Question 2 (30 points)
In the closest pair of points algorithm from lecture 16, the points are sorted by their x values
and by their y values as an initial step, i.e. before the findClosestPoints recursion is called.
Suppose we only sorted the x values but not the y values at this initial step and we only passed
the sorted array X. To take advantage of the “next 7 y values” constraint, the
findClosestPoints algorithm would need to sort the points by the y coordinate, giving array Y.

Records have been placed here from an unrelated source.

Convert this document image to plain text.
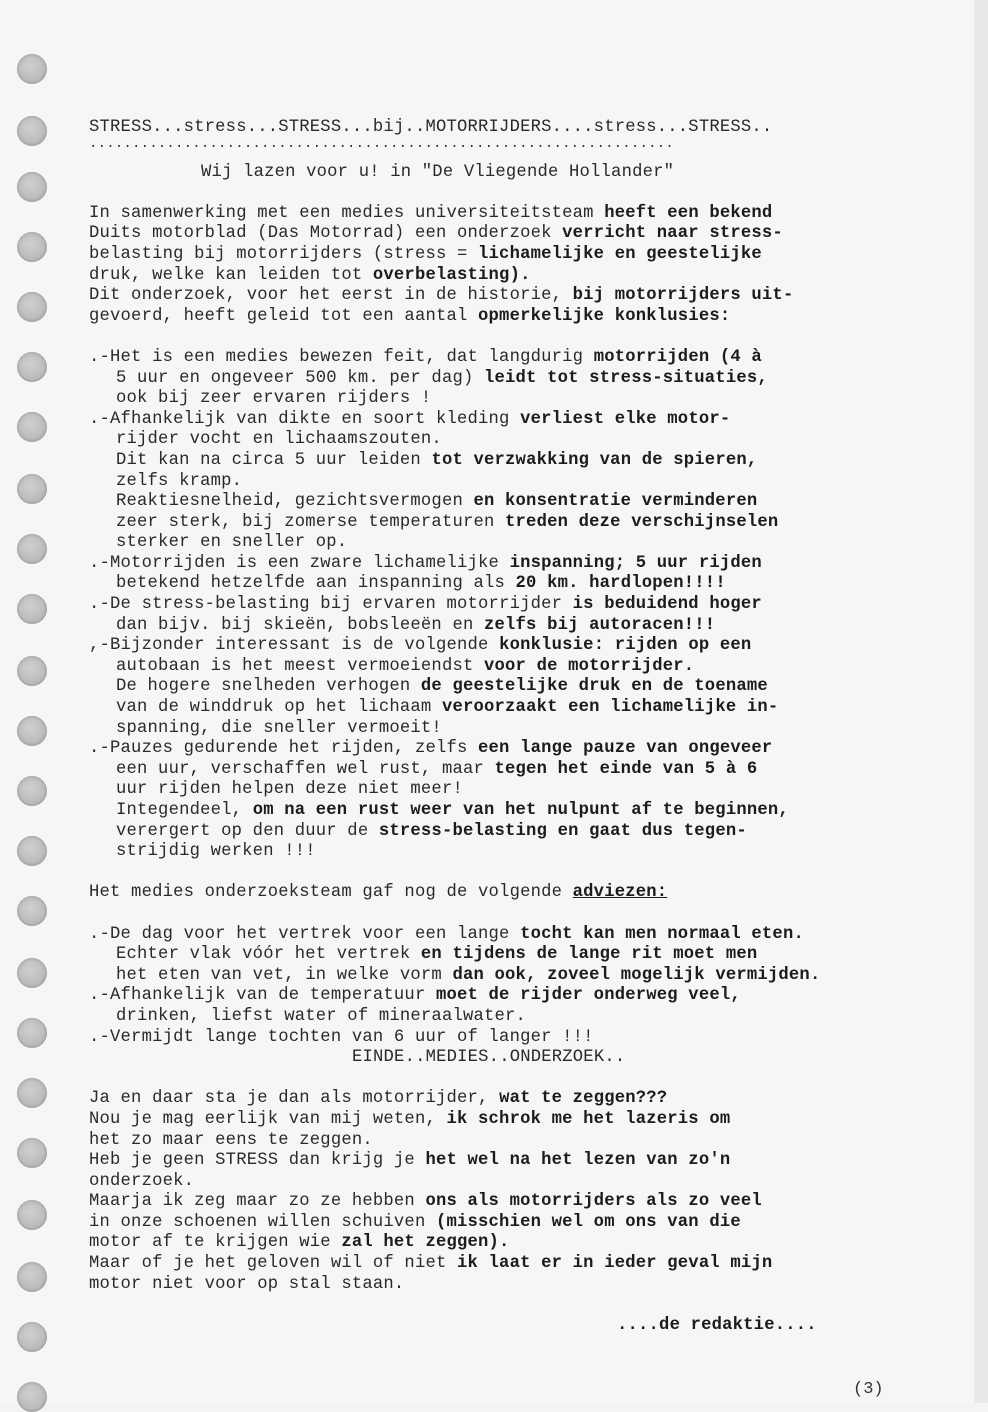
STRESS...stress...STRESS...bij..MOTORRIJDERS....stress...STRESS..
....................................................................
Wij lazen voor u! in "De Vliegende Hollander"
In samenwerking met een medies universiteitsteam heeft een bekend
Duits motorblad (Das Motorrad) een onderzoek verricht naar stress-
belasting bij motorrijders (stress = lichamelijke en geestelijke
druk, welke kan leiden tot overbelasting).
Dit onderzoek, voor het eerst in de historie, bij motorrijders uit-
gevoerd, heeft geleid tot een aantal opmerkelijke konklusies:
.-Het is een medies bewezen feit, dat langdurig motorrijden (4 à
5 uur en ongeveer 500 km. per dag) leidt tot stress-situaties,
ook bij zeer ervaren rijders !
.-Afhankelijk van dikte en soort kleding verliest elke motor-
rijder vocht en lichaamszouten.
Dit kan na circa 5 uur leiden tot verzwakking van de spieren,
zelfs kramp.
Reaktiesnelheid, gezichtsvermogen en konsentratie verminderen
zeer sterk, bij zomerse temperaturen treden deze verschijnselen
sterker en sneller op.
.-Motorrijden is een zware lichamelijke inspanning; 5 uur rijden
betekend hetzelfde aan inspanning als 20 km. hardlopen!!!!
.-De stress-belasting bij ervaren motorrijder is beduidend hoger
dan bijv. bij skieën, bobsleeën en zelfs bij autoracen!!!
,-Bijzonder interessant is de volgende konklusie: rijden op een
autobaan is het meest vermoeiendst voor de motorrijder.
De hogere snelheden verhogen de geestelijke druk en de toename
van de winddruk op het lichaam veroorzaakt een lichamelijke in-
spanning, die sneller vermoeit!
.-Pauzes gedurende het rijden, zelfs een lange pauze van ongeveer
een uur, verschaffen wel rust, maar tegen het einde van 5 à 6
uur rijden helpen deze niet meer!
Integendeel, om na een rust weer van het nulpunt af te beginnen,
verergert op den duur de stress-belasting en gaat dus tegen-
strijdig werken !!!
Het medies onderzoeksteam gaf nog de volgende adviezen:
.-De dag voor het vertrek voor een lange tocht kan men normaal eten.
Echter vlak vóór het vertrek en tijdens de lange rit moet men
het eten van vet, in welke vorm dan ook, zoveel mogelijk vermijden.
.-Afhankelijk van de temperatuur moet de rijder onderweg veel,
drinken, liefst water of mineraalwater.
.-Vermijdt lange tochten van 6 uur of langer !!!
EINDE..MEDIES..ONDERZOEK..
Ja en daar sta je dan als motorrijder, wat te zeggen???
Nou je mag eerlijk van mij weten, ik schrok me het lazeris om
het zo maar eens te zeggen.
Heb je geen STRESS dan krijg je het wel na het lezen van zo'n
onderzoek.
Maarja ik zeg maar zo ze hebben ons als motorrijders als zo veel
in onze schoenen willen schuiven (misschien wel om ons van die
motor af te krijgen wie zal het zeggen).
Maar of je het geloven wil of niet ik laat er in ieder geval mijn
motor niet voor op stal staan.
....de redaktie....
(3)
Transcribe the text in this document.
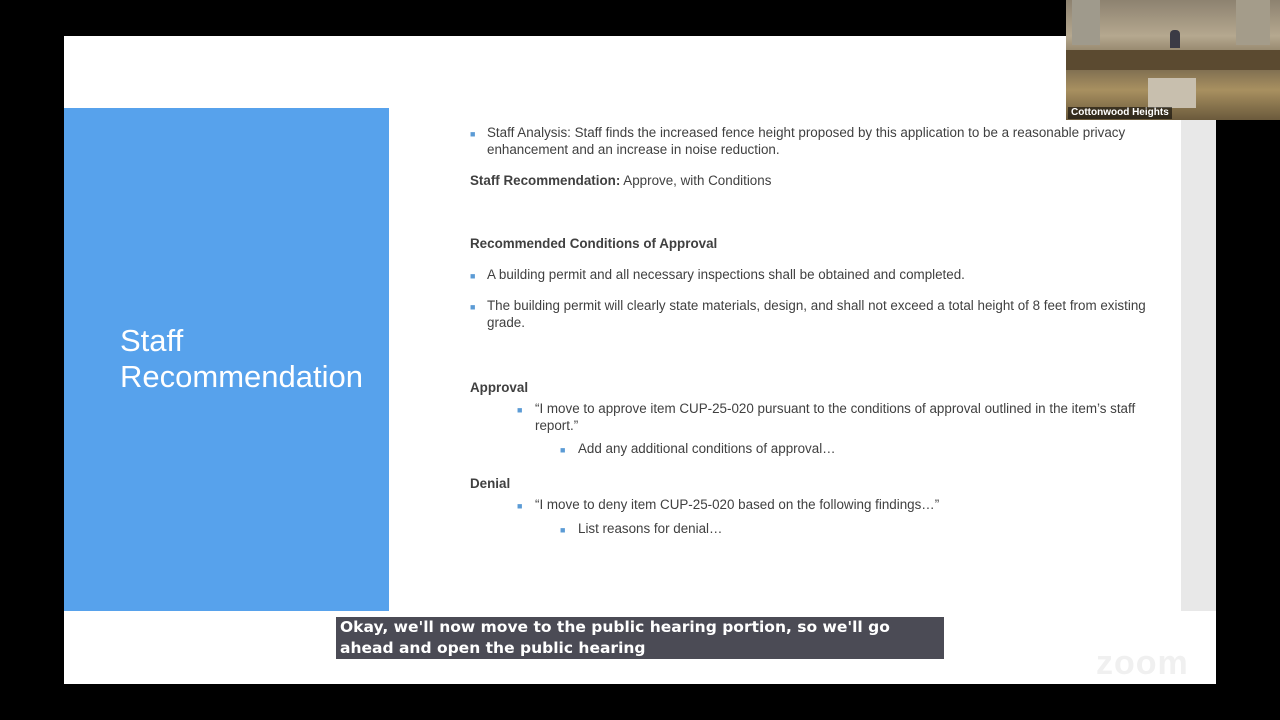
Staff Recommendation
■ Staff Analysis: Staff finds the increased fence height proposed by this application to be a reasonable privacy enhancement and an increase in noise reduction.
Staff Recommendation: Approve, with Conditions
Recommended Conditions of Approval
■ A building permit and all necessary inspections shall be obtained and completed.
■ The building permit will clearly state materials, design, and shall not exceed a total height of 8 feet from existing grade.
Approval
■ “I move to approve item CUP-25-020 pursuant to the conditions of approval outlined in the item’s staff report.”
■ Add any additional conditions of approval…
Denial
■ “I move to deny item CUP-25-020 based on the following findings…”
■ List reasons for denial…
Cottonwood Heights
Okay, we'll now move to the public hearing portion, so we'll go ahead and open the public hearing	zoom
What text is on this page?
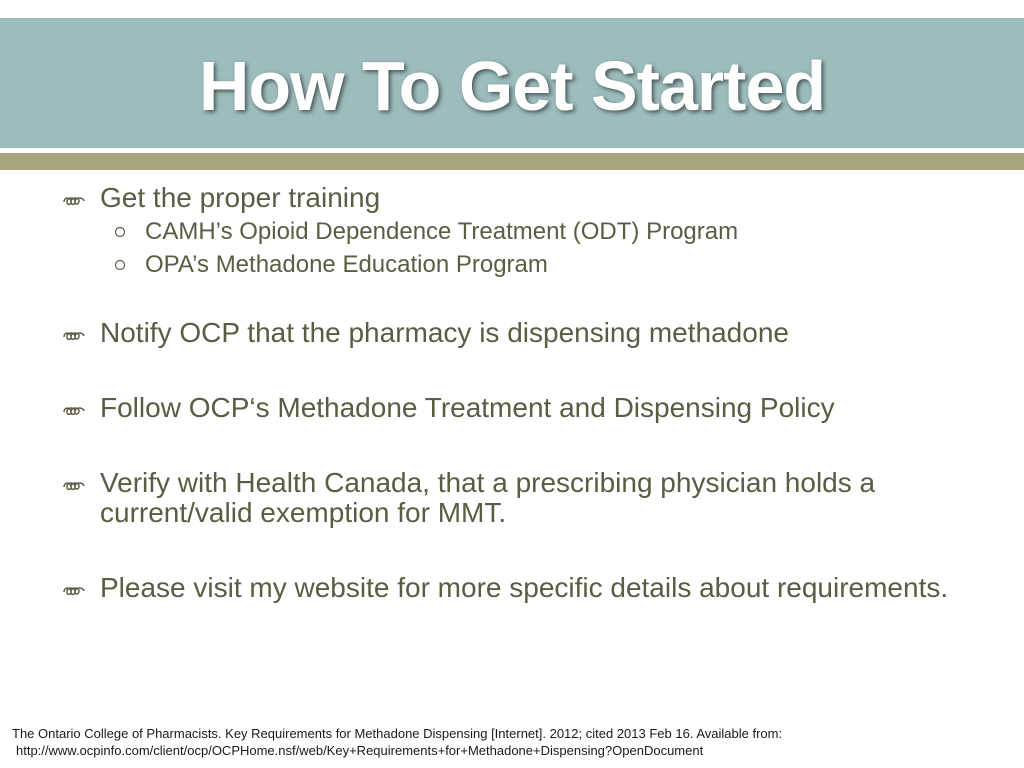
How To Get Started
Get the proper training
CAMH’s Opioid Dependence Treatment (ODT) Program
OPA’s Methadone Education Program
Notify OCP that the pharmacy is dispensing methadone
Follow OCP‘s Methadone Treatment and Dispensing Policy
Verify with Health Canada, that a prescribing physician holds a current/valid exemption for MMT.
Please visit my website for more specific details about requirements.
The Ontario College of Pharmacists. Key Requirements for Methadone Dispensing [Internet]. 2012; cited 2013 Feb 16. Available from:
http://www.ocpinfo.com/client/ocp/OCPHome.nsf/web/Key+Requirements+for+Methadone+Dispensing?OpenDocument
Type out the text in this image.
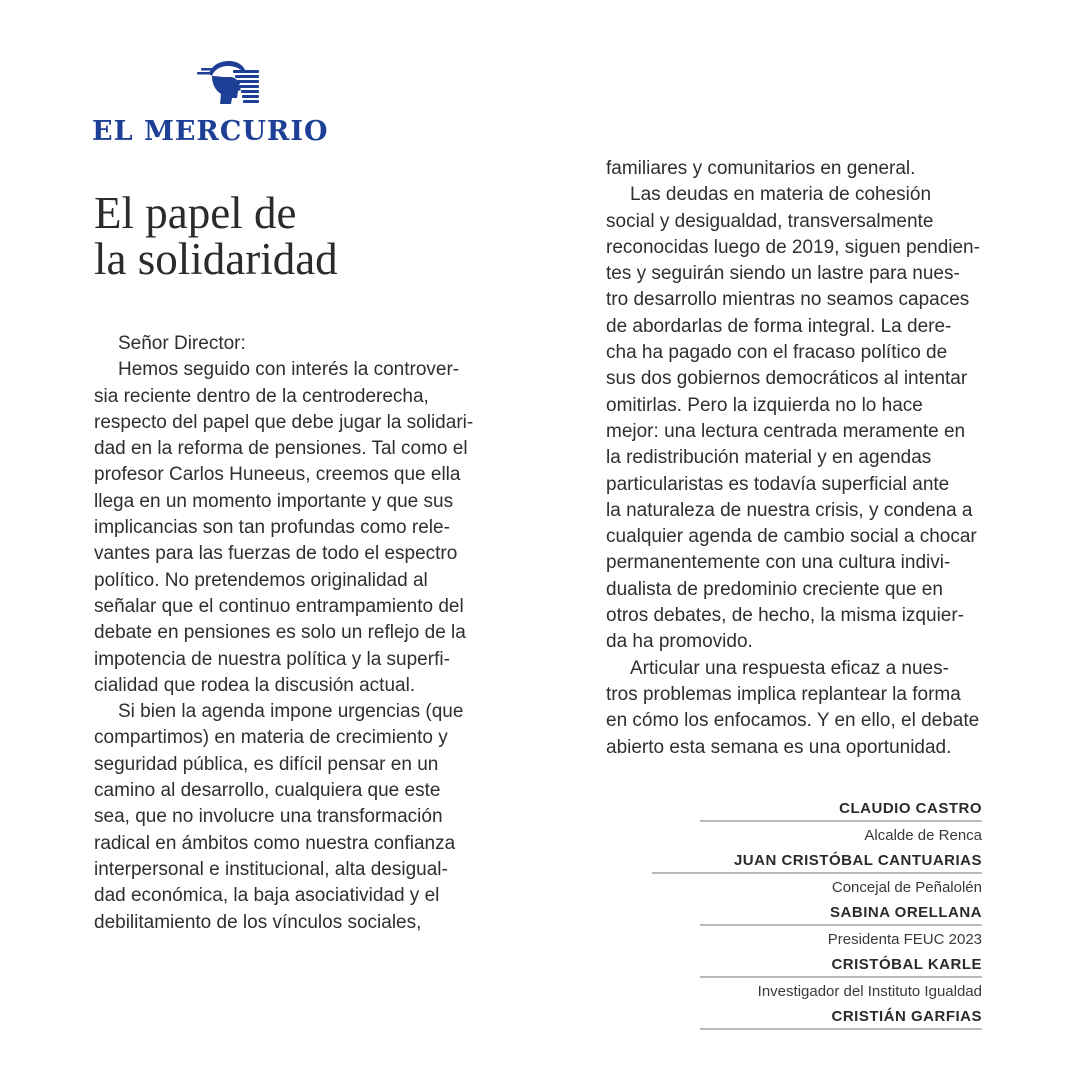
EL MERCURIO
El papel de
la solidaridad
Señor Director:
Hemos seguido con interés la controver-
sia reciente dentro de la centroderecha,
respecto del papel que debe jugar la solidari-
dad en la reforma de pensiones. Tal como el
profesor Carlos Huneeus, creemos que ella
llega en un momento importante y que sus
implicancias son tan profundas como rele-
vantes para las fuerzas de todo el espectro
político. No pretendemos originalidad al
señalar que el continuo entrampamiento del
debate en pensiones es solo un reflejo de la
impotencia de nuestra política y la superfi-
cialidad que rodea la discusión actual.
Si bien la agenda impone urgencias (que
compartimos) en materia de crecimiento y
seguridad pública, es difícil pensar en un
camino al desarrollo, cualquiera que este
sea, que no involucre una transformación
radical en ámbitos como nuestra confianza
interpersonal e institucional, alta desigual-
dad económica, la baja asociatividad y el
debilitamiento de los vínculos sociales,
familiares y comunitarios en general.
Las deudas en materia de cohesión
social y desigualdad, transversalmente
reconocidas luego de 2019, siguen pendien-
tes y seguirán siendo un lastre para nues-
tro desarrollo mientras no seamos capaces
de abordarlas de forma integral. La dere-
cha ha pagado con el fracaso político de
sus dos gobiernos democráticos al intentar
omitirlas. Pero la izquierda no lo hace
mejor: una lectura centrada meramente en
la redistribución material y en agendas
particularistas es todavía superficial ante
la naturaleza de nuestra crisis, y condena a
cualquier agenda de cambio social a chocar
permanentemente con una cultura indivi-
dualista de predominio creciente que en
otros debates, de hecho, la misma izquier-
da ha promovido.
Articular una respuesta eficaz a nues-
tros problemas implica replantear la forma
en cómo los enfocamos. Y en ello, el debate
abierto esta semana es una oportunidad.
CLAUDIO CASTRO
Alcalde de Renca
JUAN CRISTÓBAL CANTUARIAS
Concejal de Peñalolén
SABINA ORELLANA
Presidenta FEUC 2023
CRISTÓBAL KARLE
Investigador del Instituto Igualdad
CRISTIÁN GARFIAS
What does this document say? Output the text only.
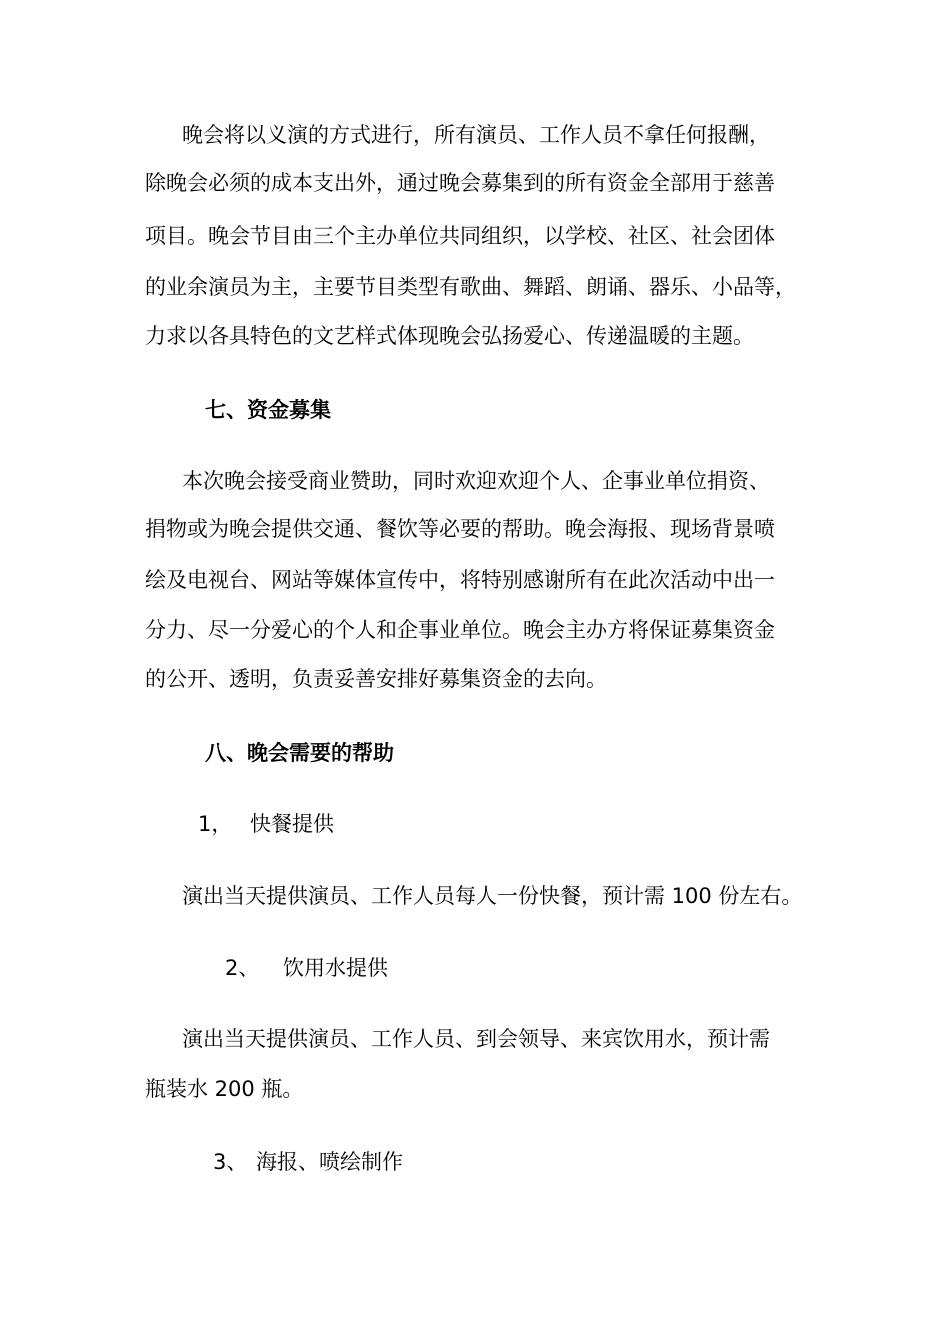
晚会将以义演的方式进行，所有演员、工作人员不拿任何报酬，
除晚会必须的成本支出外，通过晚会募集到的所有资金全部用于慈善
项目。晚会节目由三个主办单位共同组织，以学校、社区、社会团体
的业余演员为主，主要节目类型有歌曲、舞蹈、朗诵、器乐、小品等，
力求以各具特色的文艺样式体现晚会弘扬爱心、传递温暖的主题。
七、资金募集
本次晚会接受商业赞助，同时欢迎欢迎个人、企事业单位捐资、
捐物或为晚会提供交通、餐饮等必要的帮助。晚会海报、现场背景喷
绘及电视台、网站等媒体宣传中，将特别感谢所有在此次活动中出一
分力、尽一分爱心的个人和企事业单位。晚会主办方将保证募集资金
的公开、透明，负责妥善安排好募集资金的去向。
八、晚会需要的帮助
1， 快餐提供
演出当天提供演员、工作人员每人一份快餐，预计需 100 份左右。
2、 饮用水提供
演出当天提供演员、工作人员、到会领导、来宾饮用水，预计需
瓶装水 200 瓶。
3、 海报、喷绘制作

Write and solve the recurrence for the time taken by findClosestPoints if has to sort by y in each
recursive call, as just described. Hint: this recurrence is not covered directly by the Master
theorem seen in class, and so you will need to solve it without relying directly on that theorem
(although the derivation is very similar to that used in proving the theorem).
Submit your solution as a PDF Q2.pdf. Do not waste time typesetting it to make it pretty.
Instead, just write it out neatly by hand (one page only!) and scan it.
(https://www.mcgill.ca/library/services/scan-print-copy)
Please verify that the scan is easily legible, before you submit it.